Combat Flight Simulator 3 was a nominee for The Electric Playgrounds 2002 "Best Simulation for PC" award, but lost to MechWarrior 4: Mercenaries. It also received a nomination for "Computer Simulation Game of the Year" at the AIAS' 6th Annual Interactive Achievement Awards., which was ultimately given to The Sims: Unleashed.

Combat Flight Simulator 3 garnered mixed reviews, and holds an average of 69/100 on aggregate web site Metacritic.

==Add-on==
Firepower is an expansion pack released in 2004, developed by Shockwave Productions and published by GMX Media and Tri Synergy. Firepower adds 18 new aircraft bringing the total of 36 military aircraft (or 56 with variants) to Combat Flight Simulator 3. Firepower also adds 50 new historical type missions, new ordnance and improved graphic effects.

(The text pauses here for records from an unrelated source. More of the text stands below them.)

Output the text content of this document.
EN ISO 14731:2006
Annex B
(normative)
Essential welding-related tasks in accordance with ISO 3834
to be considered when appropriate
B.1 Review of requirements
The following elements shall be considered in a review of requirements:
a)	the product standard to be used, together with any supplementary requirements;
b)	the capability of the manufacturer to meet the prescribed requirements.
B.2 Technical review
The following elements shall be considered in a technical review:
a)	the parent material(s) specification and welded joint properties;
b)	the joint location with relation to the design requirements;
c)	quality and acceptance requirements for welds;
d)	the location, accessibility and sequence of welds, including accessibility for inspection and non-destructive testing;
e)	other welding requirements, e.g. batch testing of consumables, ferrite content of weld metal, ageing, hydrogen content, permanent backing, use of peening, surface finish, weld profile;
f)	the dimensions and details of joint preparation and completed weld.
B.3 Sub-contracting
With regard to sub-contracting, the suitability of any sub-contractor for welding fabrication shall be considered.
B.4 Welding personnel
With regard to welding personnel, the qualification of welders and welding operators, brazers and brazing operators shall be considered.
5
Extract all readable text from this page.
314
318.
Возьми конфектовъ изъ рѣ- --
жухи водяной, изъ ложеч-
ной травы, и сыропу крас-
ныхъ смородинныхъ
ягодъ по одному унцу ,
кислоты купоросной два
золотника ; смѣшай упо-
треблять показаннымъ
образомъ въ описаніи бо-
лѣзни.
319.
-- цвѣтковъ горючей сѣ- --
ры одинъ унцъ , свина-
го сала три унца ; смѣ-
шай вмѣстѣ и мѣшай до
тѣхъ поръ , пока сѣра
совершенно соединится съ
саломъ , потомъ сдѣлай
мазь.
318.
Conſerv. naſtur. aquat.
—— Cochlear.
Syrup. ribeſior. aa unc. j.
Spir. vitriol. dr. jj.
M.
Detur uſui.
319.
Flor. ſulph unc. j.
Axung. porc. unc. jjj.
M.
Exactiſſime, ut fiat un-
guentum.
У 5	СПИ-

The aircraft in Firepower include the B-17 Flying Fortress models F and G, B-29A Superfortress, Arado 234B Blitz, Dewoitine D.520 fighter, Dornier 217M medium bomber, Dornier 217N night fighter, He-162A Salamander, Me 334, Me410A Schnellbomber, Me410B-2 R-3 zerstorer, Me410B-2 U-2 R-4 zerstorer, Me410B-2 U-4 zerstorer, P-40N Warhawk, Ta-154 Moskito, Ta-152C1 R31, Ta-152H-1, Ta-183 Huckebein (Raven) Interceptor, Avro Lancaster Mk III heavy bomber, Ho-229 V5 Supersonic Fighter /bomber, Avro Lancaster GS heavy bomber, and a B-24J Liberator. Also there are 4 (or 5 with a free patch) new bombers in which the player can man different aircrew positions.

Player can use the bombsight to drop newly added ordnance onto a target like the Little Boy, Fat Man, German radiological dirty bombs or the Tallboy bomb. However some of these aircraft are hypothetical especially the German designs some of which never saw aerial combat during World War II. So is the German ordnance hypothetical as well. Another feature in this add on is that you can fly bombers in a formation, with FLAK effects when under enemy anti aircraft fire. Twenty-five missions of the Memphis Belle B-17 Flying Fortress are included in this add on.

Firepower garnered generally positive reviews, and holds an average of 88/100 on aggregate web site Metacritic.